PHOTO BY STEVEN MADOW
Local photographer Steven Madow (Instagram | Website) has launched a public map that lets Orlando-area residents flag the locations of tabebuia trees as they start blooming across Central Florida. The project, found at OrlandoTabs.com, is designed to help people find peak blooms in real time and share locations with others who want to photograph or simply enjoy the seasonal color. That’s right, Orlando has seasonal color.
A tabebuia tree is a showy, deciduous flowering tree known for its colorful seasonal blooms. Native to Central and South America and well-suited to Central Florida’s climate, tabebuias (pronounced: tab-a-boo-ya) are most recognizable in late winter and early spring, when they drop most of their leaves and erupt in clusters of trumpet-shaped flowers. The blooms range in color from bright yellow to soft pink, lavender, and white, often covering the entire canopy and carpeting the ground below in fallen petals. Very dramatic.
Madow shared his project on Reddit earlier this week, telling users he had begun spotting blooms, especially pink trees, and wanted to share a crowd-sourced tracker to help find the best locations.

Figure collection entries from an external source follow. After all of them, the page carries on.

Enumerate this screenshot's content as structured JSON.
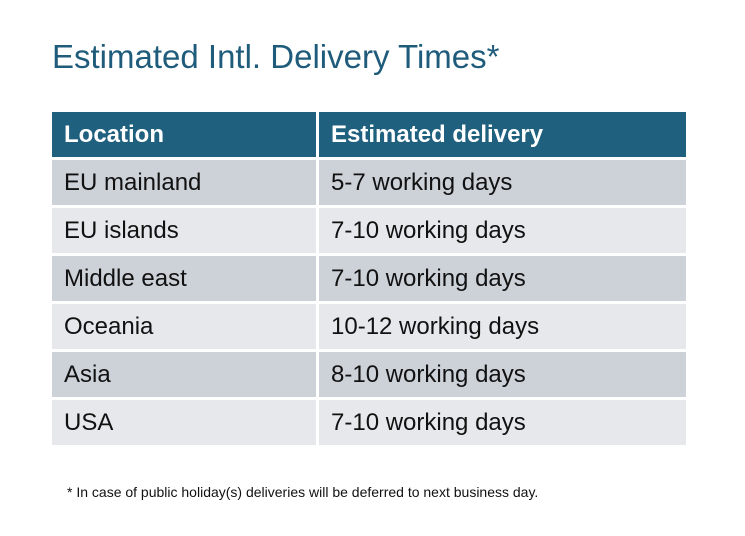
{
  "title": "Estimated Intl. Delivery Times*",
  "colors": {
    "header_bg": "#20607f",
    "title": "#1f5b7a",
    "row_odd": "#cdd1d8",
    "row_even": "#e6e8eb"
  },
  "table": {
    "headers": [
      "Location",
      "Estimated delivery"
    ],
    "rows": [
      [
        "EU mainland",
        "5-7 working days"
      ],
      [
        "EU islands",
        "7-10 working days"
      ],
      [
        "Middle east",
        "7-10 working days"
      ],
      [
        "Oceania",
        "10-12 working days"
      ],
      [
        "Asia",
        "8-10 working days"
      ],
      [
        "USA",
        "7-10 working days"
      ]
    ]
  },
  "footnote": "* In case of public holiday(s) deliveries will be deferred to next business day."
}
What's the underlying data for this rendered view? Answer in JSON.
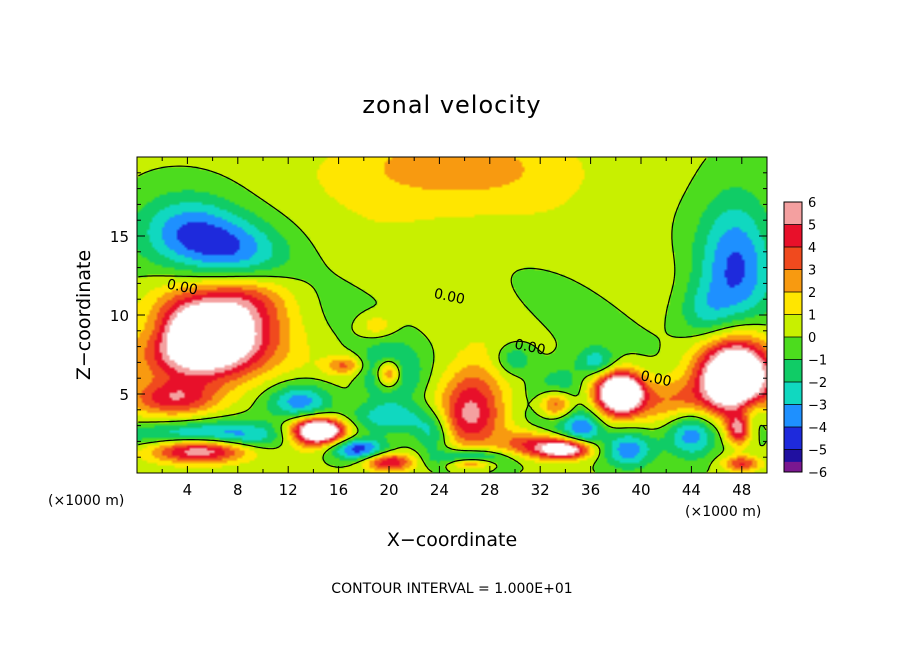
{
  "chart_data": {
    "type": "heatmap",
    "title": "zonal velocity",
    "xlabel": "X−coordinate",
    "ylabel": "Z−coordinate",
    "x_unit_left": "(×1000 m)",
    "x_unit_right": "(×1000 m)",
    "footer": "CONTOUR INTERVAL = 1.000E+01",
    "xlim": [
      0,
      50
    ],
    "ylim": [
      0,
      20
    ],
    "x_ticks": [
      "4",
      "8",
      "12",
      "16",
      "20",
      "24",
      "28",
      "32",
      "36",
      "40",
      "44",
      "48"
    ],
    "x_tick_values": [
      4,
      8,
      12,
      16,
      20,
      24,
      28,
      32,
      36,
      40,
      44,
      48
    ],
    "y_ticks": [
      "5",
      "10",
      "15"
    ],
    "y_tick_values": [
      5,
      10,
      15
    ],
    "colorbar": {
      "min": -6,
      "max": 6,
      "tick_labels": [
        "6",
        "5",
        "4",
        "3",
        "2",
        "1",
        "0",
        "−1",
        "−2",
        "−3",
        "−4",
        "−5",
        "−6"
      ],
      "tick_values": [
        6,
        5,
        4,
        3,
        2,
        1,
        0,
        -1,
        -2,
        -3,
        -4,
        -5,
        -6
      ],
      "colors": [
        "#f4a0a0",
        "#e8102a",
        "#f04a1e",
        "#f89a10",
        "#ffe600",
        "#c8f000",
        "#4cdc1e",
        "#10cc66",
        "#10d8c0",
        "#1e90ff",
        "#1e2adc",
        "#2010a0",
        "#7a1890"
      ]
    },
    "contour_labels": [
      {
        "text": "0.00",
        "x": 3.6,
        "z": 11.8
      },
      {
        "text": "0.00",
        "x": 24.8,
        "z": 11.2
      },
      {
        "text": "0.00",
        "x": 31.2,
        "z": 8.0
      },
      {
        "text": "0.00",
        "x": 41.2,
        "z": 6.0
      }
    ],
    "features": [
      {
        "value": 2,
        "x": 25,
        "z": 19.5,
        "rx": 9,
        "rz": 2.2
      },
      {
        "value": 0.8,
        "x": 25,
        "z": 17,
        "rx": 14,
        "rz": 4
      },
      {
        "value": -4,
        "x": 4,
        "z": 15.2,
        "rx": 4.2,
        "rz": 2.4
      },
      {
        "value": -3,
        "x": 8,
        "z": 14,
        "rx": 4,
        "rz": 2
      },
      {
        "value": -4,
        "x": 47.5,
        "z": 13.2,
        "rx": 3,
        "rz": 4.5
      },
      {
        "value": -2.5,
        "x": 45,
        "z": 10,
        "rx": 2.5,
        "rz": 2
      },
      {
        "value": 2,
        "x": 9,
        "z": 11.2,
        "rx": 3.5,
        "rz": 1.5
      },
      {
        "value": 5,
        "x": 5.5,
        "z": 9.2,
        "rx": 5,
        "rz": 2.4
      },
      {
        "value": 7,
        "x": 5,
        "z": 8.0,
        "rx": 4.6,
        "rz": 2.4
      },
      {
        "value": -2,
        "x": 1.5,
        "z": 9,
        "rx": 2,
        "rz": 1.5
      },
      {
        "value": 4,
        "x": 3,
        "z": 4.7,
        "rx": 3.5,
        "rz": 1.1
      },
      {
        "value": -4.5,
        "x": 6,
        "z": 2.3,
        "rx": 7,
        "rz": 0.9
      },
      {
        "value": 7,
        "x": 5,
        "z": 1.5,
        "rx": 4,
        "rz": 0.8
      },
      {
        "value": -4,
        "x": 13,
        "z": 4.5,
        "rx": 2.5,
        "rz": 1.2
      },
      {
        "value": 5,
        "x": 14,
        "z": 2.5,
        "rx": 2.6,
        "rz": 1.1
      },
      {
        "value": 7,
        "x": 14.5,
        "z": 2.7,
        "rx": 1.8,
        "rz": 0.7
      },
      {
        "value": -4.5,
        "x": 20,
        "z": 6.3,
        "rx": 2,
        "rz": 1.6
      },
      {
        "value": 7,
        "x": 20,
        "z": 6.3,
        "rx": 1.1,
        "rz": 1.0
      },
      {
        "value": 3,
        "x": 16.5,
        "z": 6.8,
        "rx": 1.5,
        "rz": 0.6
      },
      {
        "value": 2,
        "x": 19,
        "z": 9.3,
        "rx": 1.5,
        "rz": 0.8
      },
      {
        "value": -3,
        "x": 20,
        "z": 3.5,
        "rx": 3.5,
        "rz": 1.0
      },
      {
        "value": -5,
        "x": 17.5,
        "z": 1.5,
        "rx": 2.3,
        "rz": 0.7
      },
      {
        "value": 5,
        "x": 20,
        "z": 0.7,
        "rx": 2,
        "rz": 0.6
      },
      {
        "value": 4.5,
        "x": 26.5,
        "z": 4.5,
        "rx": 2.6,
        "rz": 2.4
      },
      {
        "value": 2,
        "x": 26,
        "z": 3,
        "rx": 3,
        "rz": 1.5
      },
      {
        "value": -3,
        "x": 23.5,
        "z": 2.5,
        "rx": 1.5,
        "rz": 1.2
      },
      {
        "value": -5,
        "x": 26.5,
        "z": 0.8,
        "rx": 3,
        "rz": 0.6
      },
      {
        "value": 6,
        "x": 26.5,
        "z": 0.6,
        "rx": 2,
        "rz": 0.4
      },
      {
        "value": -4.5,
        "x": 33.5,
        "z": 4.4,
        "rx": 2.2,
        "rz": 2.0
      },
      {
        "value": 7,
        "x": 33.3,
        "z": 4.3,
        "rx": 1.5,
        "rz": 1.0
      },
      {
        "value": 4,
        "x": 31.5,
        "z": 1.8,
        "rx": 2.8,
        "rz": 0.9
      },
      {
        "value": 7,
        "x": 34,
        "z": 1.5,
        "rx": 2,
        "rz": 0.6
      },
      {
        "value": 5,
        "x": 38,
        "z": 5.2,
        "rx": 2.3,
        "rz": 1.6
      },
      {
        "value": 7,
        "x": 38.5,
        "z": 5.0,
        "rx": 1.5,
        "rz": 1.1
      },
      {
        "value": -4,
        "x": 39,
        "z": 1.5,
        "rx": 2,
        "rz": 1.2
      },
      {
        "value": -3.5,
        "x": 35.5,
        "z": 2.8,
        "rx": 1.5,
        "rz": 1.0
      },
      {
        "value": -2.5,
        "x": 30,
        "z": 7.2,
        "rx": 1.5,
        "rz": 1.0
      },
      {
        "value": -3,
        "x": 36.5,
        "z": 7.0,
        "rx": 1.5,
        "rz": 0.9
      },
      {
        "value": 3,
        "x": 42.5,
        "z": 4.5,
        "rx": 3,
        "rz": 1.5
      },
      {
        "value": -4,
        "x": 44,
        "z": 2.5,
        "rx": 2,
        "rz": 1.5
      },
      {
        "value": 5,
        "x": 47.3,
        "z": 6.5,
        "rx": 3.2,
        "rz": 2.8
      },
      {
        "value": 7,
        "x": 47.5,
        "z": 5.8,
        "rx": 2.5,
        "rz": 2.0
      },
      {
        "value": -3,
        "x": 48.5,
        "z": 3.6,
        "rx": 1.5,
        "rz": 1.5
      },
      {
        "value": 6,
        "x": 47.8,
        "z": 2.8,
        "rx": 1.0,
        "rz": 1.0
      },
      {
        "value": 4,
        "x": 48,
        "z": 0.6,
        "rx": 1.5,
        "rz": 0.5
      }
    ]
  }
}
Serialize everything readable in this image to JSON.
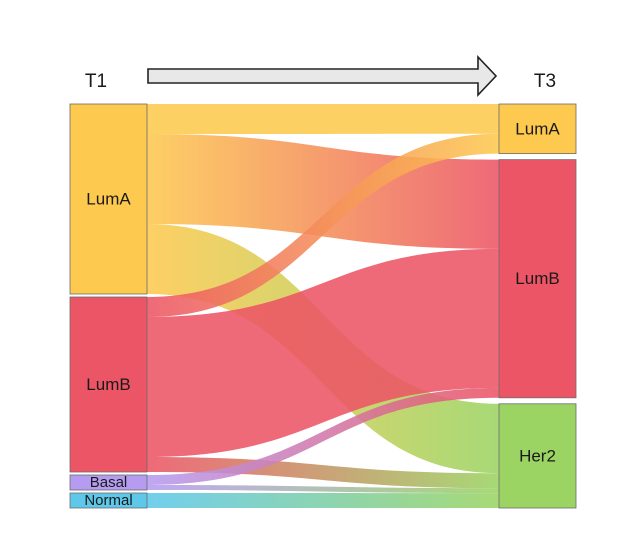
{
  "time_labels": {
    "left": "T1",
    "right": "T3"
  },
  "left_nodes": [
    {
      "id": "lumA",
      "label": "LumA",
      "value": 38,
      "color": "#fdc94f"
    },
    {
      "id": "lumB",
      "label": "LumB",
      "value": 35,
      "color": "#ec5565"
    },
    {
      "id": "basal",
      "label": "Basal",
      "value": 3,
      "color": "#b69cf0"
    },
    {
      "id": "normal",
      "label": "Normal",
      "value": 3,
      "color": "#5ec8ea"
    }
  ],
  "right_nodes": [
    {
      "id": "lumA",
      "label": "LumA",
      "value": 10,
      "color": "#fdc94f"
    },
    {
      "id": "lumB",
      "label": "LumB",
      "value": 48,
      "color": "#ec5565"
    },
    {
      "id": "her2",
      "label": "Her2",
      "value": 21,
      "color": "#9bd463"
    }
  ],
  "flows": [
    {
      "source": "lumA",
      "target": "lumA",
      "value": 6
    },
    {
      "source": "lumA",
      "target": "lumB",
      "value": 18
    },
    {
      "source": "lumA",
      "target": "her2",
      "value": 14
    },
    {
      "source": "lumB",
      "target": "lumA",
      "value": 4
    },
    {
      "source": "lumB",
      "target": "lumB",
      "value": 28
    },
    {
      "source": "lumB",
      "target": "her2",
      "value": 3
    },
    {
      "source": "basal",
      "target": "lumB",
      "value": 2
    },
    {
      "source": "basal",
      "target": "her2",
      "value": 1
    },
    {
      "source": "normal",
      "target": "her2",
      "value": 3
    }
  ]
}
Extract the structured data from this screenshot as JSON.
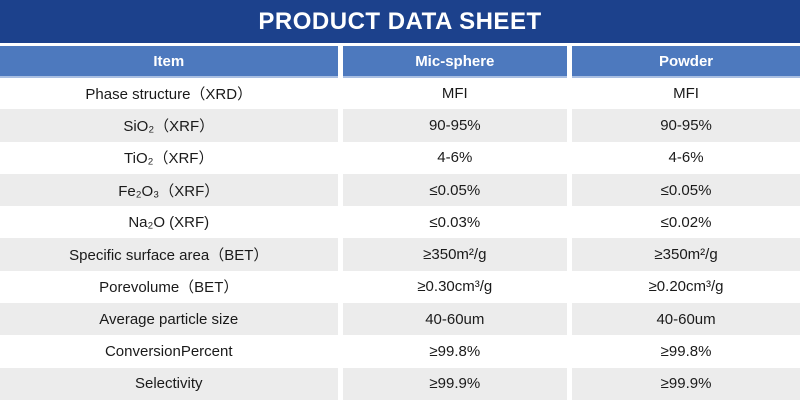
{
  "title": "PRODUCT DATA SHEET",
  "colors": {
    "title_bar": "#1c418c",
    "header_row": "#4d79be",
    "band_row": "#ececec",
    "header_underline": "#a9bfe2",
    "text": "#1a1a1a"
  },
  "table": {
    "columns": [
      "Item",
      "Mic-sphere",
      "Powder"
    ],
    "rows": [
      {
        "item": "Phase structure（XRD）",
        "mic": "MFI",
        "powder": "MFI"
      },
      {
        "item": "SiO₂（XRF）",
        "mic": "90-95%",
        "powder": "90-95%"
      },
      {
        "item": "TiO₂（XRF）",
        "mic": "4-6%",
        "powder": "4-6%"
      },
      {
        "item": "Fe₂O₃（XRF）",
        "mic": "≤0.05%",
        "powder": "≤0.05%"
      },
      {
        "item": "Na₂O (XRF)",
        "mic": "≤0.03%",
        "powder": "≤0.02%"
      },
      {
        "item": "Specific surface area（BET）",
        "mic": "≥350m²/g",
        "powder": "≥350m²/g"
      },
      {
        "item": "Porevolume（BET）",
        "mic": "≥0.30cm³/g",
        "powder": "≥0.20cm³/g"
      },
      {
        "item": "Average particle size",
        "mic": "40-60um",
        "powder": "40-60um"
      },
      {
        "item": "ConversionPercent",
        "mic": "≥99.8%",
        "powder": "≥99.8%"
      },
      {
        "item": "Selectivity",
        "mic": "≥99.9%",
        "powder": "≥99.9%"
      }
    ]
  }
}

In a phone interview, Madow said he used the AI tool Claude to help build the site in roughly two days, leaning on basic coding knowledge from his day job in product management. The goal is simple: people who see a tabebuia in bloom can open the site, submit a photo, and drop a pin on the map where the tree is located. Madow recommends doing it on a phone while standing near the tree so the location is more accurate.
Madow said he started photographing tabebuias about 10 years ago after coming across a yellow tabebuia in bloom on a drive back to College Park from a sunrise photo session in downtown Orlando (check out the first photo below to see it for yourself). He pulled over and photographed the scene for about 30 minutes, and the trees became a seasonal obsession. He has also photographed cherry blossoms in Baltimore, where he’s from, and Washington, D.C., and said he understands the tourism potential of showy seasonal blooms when people know where to find them.
Asked about favorites, Madow pointed to a pink-and-yellow hybrid tabebuia at Harry P. Leu Gardens as a standout, and also mentioned a large pink tabebuia in Baldwin Park near the neighborhood entrance from Semoran Boulevard that many residents recognize as an early bloomer.
When asked if there was anything he wanted people to know about the project, Madow exclaimed, “Submit some trees so we can all enjoy them together. We could all enjoy some positive news.”